Derrick Wood - Susquehanna International

Okay thanks for that color and then one quick one, Tom. On deferred revenue, it was up about $4 million sequentially but I think that was little lower than the sequential increase a year ago. So I guess any reason why that trended down a bit? Is any other dynamic, maybe an increase in portion, in term or a change in renewal or anything to call out there?

Tom Walker

No, overall deferred majority, that would be the maintenance -- is comprised to maintenance but we do have some term and subscription. I think if you look the -- at its up $4 million but if you look year-over-year it’s up 84% versus revenue growth of 86%. So proportionally they’re aligned with gross in both the maintenance area and the license area.

Operator

Next question comes from the line of Srini Nandury from Summit Research.

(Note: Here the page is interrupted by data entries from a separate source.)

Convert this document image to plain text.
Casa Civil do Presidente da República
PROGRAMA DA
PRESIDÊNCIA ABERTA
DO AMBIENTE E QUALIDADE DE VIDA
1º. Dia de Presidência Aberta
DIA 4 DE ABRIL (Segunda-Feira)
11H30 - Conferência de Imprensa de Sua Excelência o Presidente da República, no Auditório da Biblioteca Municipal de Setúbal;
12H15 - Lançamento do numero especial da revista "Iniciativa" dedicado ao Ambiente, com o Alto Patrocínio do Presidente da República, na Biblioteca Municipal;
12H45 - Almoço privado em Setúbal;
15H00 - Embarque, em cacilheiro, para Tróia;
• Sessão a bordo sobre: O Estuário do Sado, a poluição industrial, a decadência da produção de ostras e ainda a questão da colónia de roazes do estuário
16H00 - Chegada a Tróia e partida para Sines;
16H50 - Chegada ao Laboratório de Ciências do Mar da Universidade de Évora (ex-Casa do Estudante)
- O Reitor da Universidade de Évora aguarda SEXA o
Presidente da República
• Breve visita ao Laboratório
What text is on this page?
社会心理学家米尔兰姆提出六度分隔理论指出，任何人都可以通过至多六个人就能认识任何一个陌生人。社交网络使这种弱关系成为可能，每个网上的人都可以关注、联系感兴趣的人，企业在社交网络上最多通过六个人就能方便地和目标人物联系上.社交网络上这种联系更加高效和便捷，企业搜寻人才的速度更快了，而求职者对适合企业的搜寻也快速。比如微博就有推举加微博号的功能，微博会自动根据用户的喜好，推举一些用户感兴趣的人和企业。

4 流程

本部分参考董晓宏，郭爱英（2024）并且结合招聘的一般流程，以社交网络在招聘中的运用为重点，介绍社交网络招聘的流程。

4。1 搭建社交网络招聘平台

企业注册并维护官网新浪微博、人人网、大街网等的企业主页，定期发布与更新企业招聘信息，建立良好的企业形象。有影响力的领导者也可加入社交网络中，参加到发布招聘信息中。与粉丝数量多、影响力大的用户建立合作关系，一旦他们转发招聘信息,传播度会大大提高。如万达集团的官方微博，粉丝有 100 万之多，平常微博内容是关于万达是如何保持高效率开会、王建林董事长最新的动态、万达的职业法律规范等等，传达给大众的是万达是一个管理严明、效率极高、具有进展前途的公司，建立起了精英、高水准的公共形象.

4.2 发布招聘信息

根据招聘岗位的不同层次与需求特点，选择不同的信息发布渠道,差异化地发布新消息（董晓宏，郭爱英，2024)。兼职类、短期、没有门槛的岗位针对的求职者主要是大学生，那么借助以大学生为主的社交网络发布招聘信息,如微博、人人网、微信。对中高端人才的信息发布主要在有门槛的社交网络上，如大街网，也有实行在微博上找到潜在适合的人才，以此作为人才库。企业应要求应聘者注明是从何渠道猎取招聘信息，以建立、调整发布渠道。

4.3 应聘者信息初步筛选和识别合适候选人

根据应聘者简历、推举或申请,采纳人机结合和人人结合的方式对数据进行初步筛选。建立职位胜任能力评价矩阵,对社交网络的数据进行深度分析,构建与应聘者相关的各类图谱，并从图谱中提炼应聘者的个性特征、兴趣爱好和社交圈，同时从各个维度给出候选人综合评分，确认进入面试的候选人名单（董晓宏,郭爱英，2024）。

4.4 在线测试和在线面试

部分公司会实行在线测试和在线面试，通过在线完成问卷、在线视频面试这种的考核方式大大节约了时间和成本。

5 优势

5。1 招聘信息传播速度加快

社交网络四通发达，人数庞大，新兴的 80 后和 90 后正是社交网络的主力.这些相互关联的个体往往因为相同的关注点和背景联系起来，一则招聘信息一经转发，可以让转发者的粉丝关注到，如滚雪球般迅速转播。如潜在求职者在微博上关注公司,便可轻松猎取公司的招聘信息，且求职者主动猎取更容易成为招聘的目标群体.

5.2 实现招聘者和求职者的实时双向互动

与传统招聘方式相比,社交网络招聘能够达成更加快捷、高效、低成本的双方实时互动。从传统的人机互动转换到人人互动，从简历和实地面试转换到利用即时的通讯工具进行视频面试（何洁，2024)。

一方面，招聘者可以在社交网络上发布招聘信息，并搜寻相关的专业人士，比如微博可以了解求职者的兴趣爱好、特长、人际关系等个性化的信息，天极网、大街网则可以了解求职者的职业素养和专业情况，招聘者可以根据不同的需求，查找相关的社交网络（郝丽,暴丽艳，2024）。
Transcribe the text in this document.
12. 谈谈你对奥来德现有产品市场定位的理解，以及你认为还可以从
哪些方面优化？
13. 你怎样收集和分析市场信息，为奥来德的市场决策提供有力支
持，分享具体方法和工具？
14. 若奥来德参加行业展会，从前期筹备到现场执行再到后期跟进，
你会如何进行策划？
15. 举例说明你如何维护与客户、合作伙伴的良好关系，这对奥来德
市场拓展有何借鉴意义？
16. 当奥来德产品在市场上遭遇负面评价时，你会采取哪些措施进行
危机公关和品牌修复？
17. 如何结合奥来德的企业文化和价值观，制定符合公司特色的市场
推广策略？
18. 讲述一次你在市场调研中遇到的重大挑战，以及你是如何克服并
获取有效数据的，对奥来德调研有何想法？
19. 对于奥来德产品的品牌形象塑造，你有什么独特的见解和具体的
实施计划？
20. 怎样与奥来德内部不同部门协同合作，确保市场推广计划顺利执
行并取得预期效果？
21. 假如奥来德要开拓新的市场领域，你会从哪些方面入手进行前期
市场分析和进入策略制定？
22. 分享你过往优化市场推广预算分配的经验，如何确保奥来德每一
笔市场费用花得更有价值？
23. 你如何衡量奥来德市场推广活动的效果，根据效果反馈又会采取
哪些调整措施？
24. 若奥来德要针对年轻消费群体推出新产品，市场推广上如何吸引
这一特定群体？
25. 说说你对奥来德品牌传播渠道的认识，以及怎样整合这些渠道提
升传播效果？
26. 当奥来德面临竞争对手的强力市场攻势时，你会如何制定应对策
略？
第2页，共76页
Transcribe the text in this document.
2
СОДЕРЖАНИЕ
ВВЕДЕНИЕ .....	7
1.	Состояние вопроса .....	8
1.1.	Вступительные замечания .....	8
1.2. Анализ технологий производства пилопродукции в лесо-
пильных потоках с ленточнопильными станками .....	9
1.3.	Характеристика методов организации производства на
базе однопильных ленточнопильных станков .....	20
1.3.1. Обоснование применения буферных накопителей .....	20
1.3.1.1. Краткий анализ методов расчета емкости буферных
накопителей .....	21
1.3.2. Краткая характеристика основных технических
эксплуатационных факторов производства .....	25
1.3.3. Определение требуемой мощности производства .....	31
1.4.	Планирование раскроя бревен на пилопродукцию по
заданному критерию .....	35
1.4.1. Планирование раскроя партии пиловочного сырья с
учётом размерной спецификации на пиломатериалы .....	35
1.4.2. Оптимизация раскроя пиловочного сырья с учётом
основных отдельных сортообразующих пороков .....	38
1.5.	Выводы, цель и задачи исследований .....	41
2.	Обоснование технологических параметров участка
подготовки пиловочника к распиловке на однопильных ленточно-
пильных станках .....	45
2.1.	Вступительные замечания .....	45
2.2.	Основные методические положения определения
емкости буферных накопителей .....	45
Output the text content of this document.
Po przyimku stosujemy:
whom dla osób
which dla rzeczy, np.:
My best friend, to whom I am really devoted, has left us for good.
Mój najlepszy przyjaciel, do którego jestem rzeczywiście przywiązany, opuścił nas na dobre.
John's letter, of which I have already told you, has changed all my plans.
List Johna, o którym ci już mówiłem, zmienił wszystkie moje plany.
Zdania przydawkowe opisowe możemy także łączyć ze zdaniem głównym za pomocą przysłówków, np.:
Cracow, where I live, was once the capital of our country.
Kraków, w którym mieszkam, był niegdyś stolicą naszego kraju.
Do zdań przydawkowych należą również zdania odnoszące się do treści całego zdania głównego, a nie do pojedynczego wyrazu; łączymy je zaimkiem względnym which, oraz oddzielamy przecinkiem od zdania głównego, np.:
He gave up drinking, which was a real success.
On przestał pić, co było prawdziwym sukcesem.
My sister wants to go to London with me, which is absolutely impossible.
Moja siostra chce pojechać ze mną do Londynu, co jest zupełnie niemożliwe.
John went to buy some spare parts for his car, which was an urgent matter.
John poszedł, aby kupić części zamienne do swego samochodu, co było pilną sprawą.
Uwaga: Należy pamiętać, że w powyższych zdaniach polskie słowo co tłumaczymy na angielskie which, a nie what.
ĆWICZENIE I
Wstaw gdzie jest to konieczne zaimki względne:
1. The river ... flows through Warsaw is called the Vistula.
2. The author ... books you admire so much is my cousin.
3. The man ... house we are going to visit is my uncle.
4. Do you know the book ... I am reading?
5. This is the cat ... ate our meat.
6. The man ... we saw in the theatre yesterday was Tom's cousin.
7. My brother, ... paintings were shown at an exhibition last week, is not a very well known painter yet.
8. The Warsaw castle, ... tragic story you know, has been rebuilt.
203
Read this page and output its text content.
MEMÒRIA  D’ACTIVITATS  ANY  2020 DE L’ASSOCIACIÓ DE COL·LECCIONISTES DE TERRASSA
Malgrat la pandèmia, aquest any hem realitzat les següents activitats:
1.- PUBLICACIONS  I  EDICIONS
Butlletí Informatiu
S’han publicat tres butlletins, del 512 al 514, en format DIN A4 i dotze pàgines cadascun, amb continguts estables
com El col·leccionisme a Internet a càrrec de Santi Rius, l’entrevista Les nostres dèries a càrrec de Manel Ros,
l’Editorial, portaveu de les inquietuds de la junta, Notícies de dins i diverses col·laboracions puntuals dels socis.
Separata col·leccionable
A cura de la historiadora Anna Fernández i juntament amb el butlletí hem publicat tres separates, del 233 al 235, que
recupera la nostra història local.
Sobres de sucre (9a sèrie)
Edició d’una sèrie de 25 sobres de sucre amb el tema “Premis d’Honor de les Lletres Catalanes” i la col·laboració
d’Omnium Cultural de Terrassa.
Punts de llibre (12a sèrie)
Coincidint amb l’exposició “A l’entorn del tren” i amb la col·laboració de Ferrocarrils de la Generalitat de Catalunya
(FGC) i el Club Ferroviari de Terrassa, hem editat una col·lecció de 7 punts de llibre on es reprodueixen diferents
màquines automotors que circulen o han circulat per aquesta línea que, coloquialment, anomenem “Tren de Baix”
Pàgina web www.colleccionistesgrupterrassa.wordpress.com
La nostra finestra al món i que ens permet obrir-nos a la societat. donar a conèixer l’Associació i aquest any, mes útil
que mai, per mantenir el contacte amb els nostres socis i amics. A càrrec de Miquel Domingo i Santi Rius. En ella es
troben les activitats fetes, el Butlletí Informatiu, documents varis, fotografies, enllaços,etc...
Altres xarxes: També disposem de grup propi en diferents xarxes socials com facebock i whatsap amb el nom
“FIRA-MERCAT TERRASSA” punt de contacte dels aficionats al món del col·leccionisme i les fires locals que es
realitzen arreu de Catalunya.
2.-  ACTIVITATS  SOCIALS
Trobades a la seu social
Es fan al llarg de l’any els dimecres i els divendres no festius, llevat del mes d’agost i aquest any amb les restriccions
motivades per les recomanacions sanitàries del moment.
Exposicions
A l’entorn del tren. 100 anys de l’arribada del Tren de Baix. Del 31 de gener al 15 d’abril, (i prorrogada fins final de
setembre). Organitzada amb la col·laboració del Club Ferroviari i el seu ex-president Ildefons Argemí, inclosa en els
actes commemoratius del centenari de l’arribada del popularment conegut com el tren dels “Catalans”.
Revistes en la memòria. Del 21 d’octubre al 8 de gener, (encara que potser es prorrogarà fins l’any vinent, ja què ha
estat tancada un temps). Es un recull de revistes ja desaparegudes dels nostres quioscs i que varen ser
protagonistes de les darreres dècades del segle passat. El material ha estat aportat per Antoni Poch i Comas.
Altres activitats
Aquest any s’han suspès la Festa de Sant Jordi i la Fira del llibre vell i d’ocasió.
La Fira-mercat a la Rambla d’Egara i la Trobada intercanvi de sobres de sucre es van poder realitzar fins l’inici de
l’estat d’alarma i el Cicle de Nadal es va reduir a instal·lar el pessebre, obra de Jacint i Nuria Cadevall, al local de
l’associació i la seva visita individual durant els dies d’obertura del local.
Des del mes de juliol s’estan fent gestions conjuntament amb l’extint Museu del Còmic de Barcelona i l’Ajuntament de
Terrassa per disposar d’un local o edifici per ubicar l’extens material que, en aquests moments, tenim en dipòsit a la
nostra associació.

Srini Nandury - Summit Research

Christian or Tom, as you look into your existing customers who have been with you for at least a year or two, how much more can you penetrate to those accounts? Are you 20% penetrated, 30% penetrated or what?

Tom Walker

This Tom. So overall even now, the accounts that are a year or two old are still continuing to expand the usage and so we’re not very -- I wouldn’t put the 10% or 20%. Usually it’s more the tip of the iceberg of opportunity. If we think about what we’re doing with our products right, we’re bringing analytics to the entire organization, which is not what traditional BI has done in the past and we’re focused on certain functional areas or groups and so what we’re able do as expand throughout organizations. So regardless of what department you’re in, most people are required to analyze data everyday as part of their job. And so we just continue to expand and the sales team has become very, very good at finding those opportunities and expanding to different functional areas and different pockets of an organization. So overall penetration rate of any of our customers I would say would be very small. We still have a lot of opportunity there.

Operator

We have time for one more question. You final question comes from Brent Thill from UBS.

Brent Thill - UBS

Chris and Tom, you had mentioned I think in the last calls that you are seeing a real appetite in the customers to go to enterprise license agreement, that it seemed like its still market sensitivity where they were still licensing on kind of traditional way. Are you see any in shift or planning shift this year as it relates to go to market and how you package your price for a larger seed deployments or is still more the same?

Tom Walker

I think more of the same is the short answer. Here and there we see an account wanting to work with us in a more strategic way, in a bigger picture way and we welcome those conversations as we always have. But if you look at the customer account numbers that we’re posting here, keep in mind we're talking about doing business with thousands and thousands of organizations every quarter. And so I don’t anticipate the ELA style model of selling to be our main story for many years.

Christian Chabot

Yes, I would just add to that is -- we welcome the conversations. If people want to do that, that is awesome. But I think one of the things customers have grown accustomed to or very happy with is -- we're not necessarily forcing those discussions. When it's right for them, we're absolutely ready because if people want to license our technology throughout their organization, we will absolutely engage and help them do so.

Operator

I would now like to turn the call over to Mr. Jay Peir for final comments.

Jay Peir

Thanks everyone for your participation today and with that we conclude our first quarter earnings call. Thank you.

Operator

This concludes today's conference call, you may now disconnect.